This is the first of Harrell’s RCA Victor CDs to present his superb quintet on the job. It is a worthy addition to the library of recordings made at the Vanguard by John Coltrane, Bill Evans, the Thad Jones-Mel Lewis band, Sonny Rollins and Gerry Mulligan, among others. Harrell does not play flugelhorn this time out, although the fullness and depth of his trumpet often give the impression of the bigger horn. His tonal blend with tenor saxophonist Jimmy Greene makes for a front-line sound that is uncanny in its unity. As the trumpeter reminds us on his “Blues in Una Sea” solo-and every other piece on the album-he is an independent thinker in his playing as well as in his writing, and he intertwines the two elements.

Most of Live at the Village Vanguard consists of new Harrell compositions. A Harrell song is likely to be demanding in harmonic structure, melodic shape, time signature or all three elements, but disguise its rigors with beauty and logic that leave the listener unaware of the underlying complexities.
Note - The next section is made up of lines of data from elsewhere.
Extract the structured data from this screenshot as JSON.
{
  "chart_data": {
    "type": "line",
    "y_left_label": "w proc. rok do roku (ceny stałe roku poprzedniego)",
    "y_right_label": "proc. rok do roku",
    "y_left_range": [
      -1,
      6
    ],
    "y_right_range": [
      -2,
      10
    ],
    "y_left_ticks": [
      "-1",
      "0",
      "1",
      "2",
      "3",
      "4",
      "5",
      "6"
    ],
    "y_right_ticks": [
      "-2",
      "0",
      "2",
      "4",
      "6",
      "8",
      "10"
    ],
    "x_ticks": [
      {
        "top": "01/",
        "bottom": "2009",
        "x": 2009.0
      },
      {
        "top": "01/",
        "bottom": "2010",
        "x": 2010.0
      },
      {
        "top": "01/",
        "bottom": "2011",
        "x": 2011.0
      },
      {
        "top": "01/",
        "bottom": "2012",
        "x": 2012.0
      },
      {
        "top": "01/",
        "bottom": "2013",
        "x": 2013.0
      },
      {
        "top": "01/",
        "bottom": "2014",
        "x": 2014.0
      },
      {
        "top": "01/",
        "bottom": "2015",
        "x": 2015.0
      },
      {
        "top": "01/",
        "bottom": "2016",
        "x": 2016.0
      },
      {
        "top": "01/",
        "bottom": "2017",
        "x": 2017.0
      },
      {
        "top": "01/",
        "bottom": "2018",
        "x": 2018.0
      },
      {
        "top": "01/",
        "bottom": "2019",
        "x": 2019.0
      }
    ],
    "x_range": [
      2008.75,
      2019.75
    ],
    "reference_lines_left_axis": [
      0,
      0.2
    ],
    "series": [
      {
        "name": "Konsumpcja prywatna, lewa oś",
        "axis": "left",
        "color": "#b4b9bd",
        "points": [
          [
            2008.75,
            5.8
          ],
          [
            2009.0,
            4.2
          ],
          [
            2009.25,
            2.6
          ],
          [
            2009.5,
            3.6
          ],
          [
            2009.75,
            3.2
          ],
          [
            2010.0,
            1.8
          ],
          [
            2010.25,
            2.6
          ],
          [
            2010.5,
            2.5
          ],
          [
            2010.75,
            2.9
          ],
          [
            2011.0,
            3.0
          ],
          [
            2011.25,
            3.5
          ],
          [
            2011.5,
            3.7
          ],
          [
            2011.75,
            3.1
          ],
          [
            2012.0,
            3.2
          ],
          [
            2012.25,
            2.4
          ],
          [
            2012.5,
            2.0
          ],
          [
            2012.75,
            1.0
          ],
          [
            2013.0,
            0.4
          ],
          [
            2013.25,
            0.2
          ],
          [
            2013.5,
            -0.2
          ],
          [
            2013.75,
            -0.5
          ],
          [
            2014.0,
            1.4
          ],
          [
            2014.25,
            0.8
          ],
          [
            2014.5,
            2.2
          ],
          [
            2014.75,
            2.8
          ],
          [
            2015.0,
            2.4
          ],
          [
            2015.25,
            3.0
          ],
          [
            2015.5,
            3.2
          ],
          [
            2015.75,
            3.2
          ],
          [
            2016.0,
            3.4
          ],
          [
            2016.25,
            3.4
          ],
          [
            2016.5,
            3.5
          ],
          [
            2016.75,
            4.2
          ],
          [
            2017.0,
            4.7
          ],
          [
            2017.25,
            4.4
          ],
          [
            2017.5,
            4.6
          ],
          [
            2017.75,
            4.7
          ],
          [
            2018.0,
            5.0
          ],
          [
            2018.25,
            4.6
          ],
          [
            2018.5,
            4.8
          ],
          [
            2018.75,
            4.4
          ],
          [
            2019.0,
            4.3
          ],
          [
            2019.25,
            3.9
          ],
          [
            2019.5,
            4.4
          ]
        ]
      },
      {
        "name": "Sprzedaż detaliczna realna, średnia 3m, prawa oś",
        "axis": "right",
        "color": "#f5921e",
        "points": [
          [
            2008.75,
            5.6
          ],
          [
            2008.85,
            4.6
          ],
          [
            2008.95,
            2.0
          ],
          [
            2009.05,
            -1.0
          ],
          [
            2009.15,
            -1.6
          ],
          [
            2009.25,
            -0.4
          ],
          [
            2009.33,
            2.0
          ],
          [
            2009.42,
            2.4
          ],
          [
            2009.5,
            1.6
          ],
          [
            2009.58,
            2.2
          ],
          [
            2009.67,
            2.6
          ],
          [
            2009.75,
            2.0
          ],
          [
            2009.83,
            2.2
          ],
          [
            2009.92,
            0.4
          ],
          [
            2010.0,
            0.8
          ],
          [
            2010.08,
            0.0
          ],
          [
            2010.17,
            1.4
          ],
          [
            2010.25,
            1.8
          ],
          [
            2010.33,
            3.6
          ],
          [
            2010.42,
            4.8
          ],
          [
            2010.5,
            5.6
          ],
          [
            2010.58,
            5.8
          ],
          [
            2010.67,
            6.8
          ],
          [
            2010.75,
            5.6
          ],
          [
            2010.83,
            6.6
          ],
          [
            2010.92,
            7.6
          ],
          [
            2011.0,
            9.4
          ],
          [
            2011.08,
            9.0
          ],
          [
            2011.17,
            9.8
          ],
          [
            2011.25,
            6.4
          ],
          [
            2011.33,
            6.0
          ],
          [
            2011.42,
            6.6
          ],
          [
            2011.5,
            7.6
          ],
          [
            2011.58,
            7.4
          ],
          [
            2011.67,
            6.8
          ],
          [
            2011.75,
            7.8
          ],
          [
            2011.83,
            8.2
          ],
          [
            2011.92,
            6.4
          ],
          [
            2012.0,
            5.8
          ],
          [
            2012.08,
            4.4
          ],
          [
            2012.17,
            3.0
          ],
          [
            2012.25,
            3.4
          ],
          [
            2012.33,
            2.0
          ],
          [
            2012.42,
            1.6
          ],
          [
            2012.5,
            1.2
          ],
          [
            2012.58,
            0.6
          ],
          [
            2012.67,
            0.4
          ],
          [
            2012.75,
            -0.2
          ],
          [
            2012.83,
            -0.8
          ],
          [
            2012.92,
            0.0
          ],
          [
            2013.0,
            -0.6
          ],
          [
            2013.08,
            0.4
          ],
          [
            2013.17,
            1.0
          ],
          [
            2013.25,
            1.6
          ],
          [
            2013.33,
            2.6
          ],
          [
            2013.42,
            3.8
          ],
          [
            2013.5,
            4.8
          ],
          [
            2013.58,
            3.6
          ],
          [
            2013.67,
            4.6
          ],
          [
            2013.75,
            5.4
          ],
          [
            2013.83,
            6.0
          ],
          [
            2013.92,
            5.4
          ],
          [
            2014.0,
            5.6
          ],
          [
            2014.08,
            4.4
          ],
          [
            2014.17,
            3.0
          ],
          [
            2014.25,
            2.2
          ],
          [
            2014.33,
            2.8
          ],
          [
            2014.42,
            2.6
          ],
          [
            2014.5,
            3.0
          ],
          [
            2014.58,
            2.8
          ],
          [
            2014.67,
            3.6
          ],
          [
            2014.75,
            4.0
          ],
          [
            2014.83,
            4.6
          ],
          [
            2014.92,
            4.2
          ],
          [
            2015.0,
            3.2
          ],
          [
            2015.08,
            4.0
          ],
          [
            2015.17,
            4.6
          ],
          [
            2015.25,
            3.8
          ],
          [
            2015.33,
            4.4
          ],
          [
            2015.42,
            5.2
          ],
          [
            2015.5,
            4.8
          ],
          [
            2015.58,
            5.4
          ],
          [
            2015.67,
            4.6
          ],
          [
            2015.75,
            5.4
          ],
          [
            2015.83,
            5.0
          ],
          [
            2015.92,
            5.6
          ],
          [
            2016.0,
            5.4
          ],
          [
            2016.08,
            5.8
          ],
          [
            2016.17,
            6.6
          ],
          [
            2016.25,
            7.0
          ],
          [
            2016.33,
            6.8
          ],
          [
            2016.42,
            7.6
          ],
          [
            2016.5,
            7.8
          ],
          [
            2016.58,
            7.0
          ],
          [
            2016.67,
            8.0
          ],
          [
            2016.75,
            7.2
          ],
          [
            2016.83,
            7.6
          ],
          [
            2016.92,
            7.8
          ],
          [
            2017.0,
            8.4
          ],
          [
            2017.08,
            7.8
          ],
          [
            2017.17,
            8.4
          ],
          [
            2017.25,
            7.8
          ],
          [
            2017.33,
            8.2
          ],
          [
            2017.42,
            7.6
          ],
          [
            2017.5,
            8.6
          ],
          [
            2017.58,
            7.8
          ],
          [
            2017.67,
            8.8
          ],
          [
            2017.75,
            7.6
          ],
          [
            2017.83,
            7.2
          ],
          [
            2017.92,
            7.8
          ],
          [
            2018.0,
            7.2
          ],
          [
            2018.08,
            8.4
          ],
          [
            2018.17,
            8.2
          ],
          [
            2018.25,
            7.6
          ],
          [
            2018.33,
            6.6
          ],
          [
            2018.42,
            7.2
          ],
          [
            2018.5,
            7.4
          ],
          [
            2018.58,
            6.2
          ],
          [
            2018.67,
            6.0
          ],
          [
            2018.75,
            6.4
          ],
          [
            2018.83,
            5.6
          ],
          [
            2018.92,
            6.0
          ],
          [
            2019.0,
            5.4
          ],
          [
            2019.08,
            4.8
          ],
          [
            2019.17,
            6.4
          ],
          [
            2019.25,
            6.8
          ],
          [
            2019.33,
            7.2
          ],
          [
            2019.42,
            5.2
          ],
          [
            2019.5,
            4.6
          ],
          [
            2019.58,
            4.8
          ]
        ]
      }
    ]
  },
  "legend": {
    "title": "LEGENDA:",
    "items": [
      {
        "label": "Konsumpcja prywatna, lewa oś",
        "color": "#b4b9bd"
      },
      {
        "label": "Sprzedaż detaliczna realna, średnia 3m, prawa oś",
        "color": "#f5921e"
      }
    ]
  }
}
Harrell does not write pieces riding along on obvious changes that encourage facile licks by improvisers. His originality manifests itself in various ways on “When the Rain Begins,” “A Child’s Dream” and “Asia Minor.” Harrell wrote “Design” with Ornette Coleman in mind, but its lines are not approximations of the saxophonist’s writing. “Manhattan, 3 a.m.” is a tone poem for horns and piano supporting an extended bass solo by Ugonna Okegwo.